Draw Tree 100 Thousand Leafs

From Leaf, Tree, to Forest

Photo by pandu ior on Unsplash

When there are a ton of materials about Decision Tree, the reason for writing this posting is to give a chance to take a different look at the topic. Exposed to diverse ways of understanding is an effective learning method as if you touch something part by part and you know the whole shape. The topics you will see may fill what you are missing out on Decision Tree or you can simply brush up on what you already know. This posting starts with how Decision Tree works, covers basic characteristics, and extends it to the technique called Bagging.

Prerequisite

Some basic understanding of model evaluation, especially against testing set, will be more than helpful. You can refer to my previous posting which covers a part of it.

Contents

  • How to split — How to measure impurity to base a split
  • Continuous Features — How to find a split point on continuous values
  • Non-linearity and Regression — Why it is non-linear and how to regress
  • Greedy Algorithm — Why Decision Tree can't find the true optimum
  • Tendency to Over-fit — Why over-fitting happens and how to prevent it
  • Bagging and Random Forest — How Bagging works
  • Demo in R — Loan Default data

How to Split

How Decision Tree works is basically about how to split nodes because this is how a tree is built. Let's assume that we have a binary classification problem; Cola vs. Soy Sauce. When you need to drink whichever you pick, you wouldn't make a decision just by looking. You would probably smell it or even taste a bit of it. So, color is not a useful feature but smell should be.

In the example, there are 5 cups for each, 10 in total, and your job is to classify them using your eyes. We say the left node decides on Cola because there are more Cola classes, and vise versa. The result wouldn't be promising, and you may end up drinking cups of soy sauce. In this case, the bottom nodes are not pure because the classes are almost equally mixed up.

When one class is dominant in a node, we say the node is "Pure".

Now, you utilize your nose. You could still make some mistakes, but the result should be much better. Because the nodes mostly have a dominant class, Cola on the left and Soy Sauce on the right, this is purer. Then, the question becomes how to measure 'Purity'. The answer could be many, but we can talk about Gini.

The formula is saying to add up all the squared probabilities of a class being correct on each node and deduct the sum from 1. Okay, let's take a look at some examples.

We have a node with 10 examples, 5 of them being True and 5 of them being False. Your decision on this node could be either True or False. Now, you know this node is not quite pure. To measure how not pure, we can calculate it as follows.

Out of 10, the probability of True class is 0.5 and the same for False class.
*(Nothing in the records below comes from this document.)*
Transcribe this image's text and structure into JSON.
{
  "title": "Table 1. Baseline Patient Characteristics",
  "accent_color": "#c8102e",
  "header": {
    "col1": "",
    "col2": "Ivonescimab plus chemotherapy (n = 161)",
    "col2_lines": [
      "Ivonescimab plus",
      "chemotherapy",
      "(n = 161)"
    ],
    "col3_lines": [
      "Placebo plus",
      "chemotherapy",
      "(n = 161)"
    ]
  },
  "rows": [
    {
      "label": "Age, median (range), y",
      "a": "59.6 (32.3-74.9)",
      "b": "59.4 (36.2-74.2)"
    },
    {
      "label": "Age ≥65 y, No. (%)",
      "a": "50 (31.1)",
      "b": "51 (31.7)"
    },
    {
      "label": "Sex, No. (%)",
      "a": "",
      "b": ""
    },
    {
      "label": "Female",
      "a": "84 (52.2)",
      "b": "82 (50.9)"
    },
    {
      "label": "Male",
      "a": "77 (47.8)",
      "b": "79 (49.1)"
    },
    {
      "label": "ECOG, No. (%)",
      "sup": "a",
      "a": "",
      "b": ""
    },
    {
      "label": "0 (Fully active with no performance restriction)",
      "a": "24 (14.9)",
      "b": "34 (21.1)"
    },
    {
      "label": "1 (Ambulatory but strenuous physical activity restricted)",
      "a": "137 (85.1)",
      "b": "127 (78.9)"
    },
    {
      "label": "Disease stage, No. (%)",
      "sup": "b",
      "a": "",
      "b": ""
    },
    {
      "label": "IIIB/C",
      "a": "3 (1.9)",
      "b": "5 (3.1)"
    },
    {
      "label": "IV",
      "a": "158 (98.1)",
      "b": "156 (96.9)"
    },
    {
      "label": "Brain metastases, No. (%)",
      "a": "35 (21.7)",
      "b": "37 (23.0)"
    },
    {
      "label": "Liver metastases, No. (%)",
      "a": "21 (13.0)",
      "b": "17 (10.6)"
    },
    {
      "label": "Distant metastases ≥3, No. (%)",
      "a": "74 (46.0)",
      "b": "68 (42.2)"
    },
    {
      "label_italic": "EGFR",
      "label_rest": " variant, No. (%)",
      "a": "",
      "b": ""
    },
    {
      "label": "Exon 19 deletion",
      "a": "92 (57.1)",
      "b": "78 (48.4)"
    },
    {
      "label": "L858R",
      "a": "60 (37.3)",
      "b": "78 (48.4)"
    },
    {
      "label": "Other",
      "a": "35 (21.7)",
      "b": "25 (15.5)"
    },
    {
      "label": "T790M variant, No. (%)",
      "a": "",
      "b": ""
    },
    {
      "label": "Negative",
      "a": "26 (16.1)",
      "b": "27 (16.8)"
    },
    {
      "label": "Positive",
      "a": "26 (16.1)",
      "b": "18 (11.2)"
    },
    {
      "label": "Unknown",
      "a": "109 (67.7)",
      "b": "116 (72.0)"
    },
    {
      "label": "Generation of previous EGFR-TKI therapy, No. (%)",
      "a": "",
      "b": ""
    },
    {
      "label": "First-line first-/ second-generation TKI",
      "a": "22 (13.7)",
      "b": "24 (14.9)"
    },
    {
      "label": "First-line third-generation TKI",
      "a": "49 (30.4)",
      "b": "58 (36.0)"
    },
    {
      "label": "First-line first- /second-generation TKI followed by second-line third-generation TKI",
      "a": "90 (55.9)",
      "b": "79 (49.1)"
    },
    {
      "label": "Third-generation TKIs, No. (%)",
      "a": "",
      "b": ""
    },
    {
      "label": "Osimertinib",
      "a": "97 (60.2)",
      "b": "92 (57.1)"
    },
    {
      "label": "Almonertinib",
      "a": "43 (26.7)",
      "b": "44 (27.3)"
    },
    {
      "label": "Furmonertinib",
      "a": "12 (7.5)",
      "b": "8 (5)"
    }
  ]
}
In fact, this is the least pure case, proving that the highest Gini is 0.5. The following is another example.

Lower Gini is purer, so better.

There are more True classes so you can claim your decision to be True more confidently. Likewise, Gini is now lower. Another question to make at this point is when to split. We know that 7 to 3 in the example is 0.42 in Gini, but we want to make it even purer and decide to split the 10 classes with another feature.

The split was made into 2 child nodes. Now, we say the left node is True with more True classes, and vise versa for the right node. We can measure the purity of each node, but how can we conclude one result to compare with the parent? We can simply give them weights by node size to parent total.

We say a split gains "Information" if Gini decreases.

The Gini 0.3 is smaller than 0.42 of the parent, thus, the split gained some information. It would be great if some split results the following.

Parent is so bad its Gini is 0.5, but one split can decrease it to 0. Notice the two children are doing perfect jobs to classify True or False. It seems like splitting is always helpful, however, that is not true.

We know intuitively the parent node's Gini is not the maximum (0.5), but the children's are. In other words, the split made it worse (lost information). Even if the Gini's are the same for a parent and its children, this is still worse because the model with more nodes means more complications. Indeed, modern Decision Tree models damage it by adding more nodes.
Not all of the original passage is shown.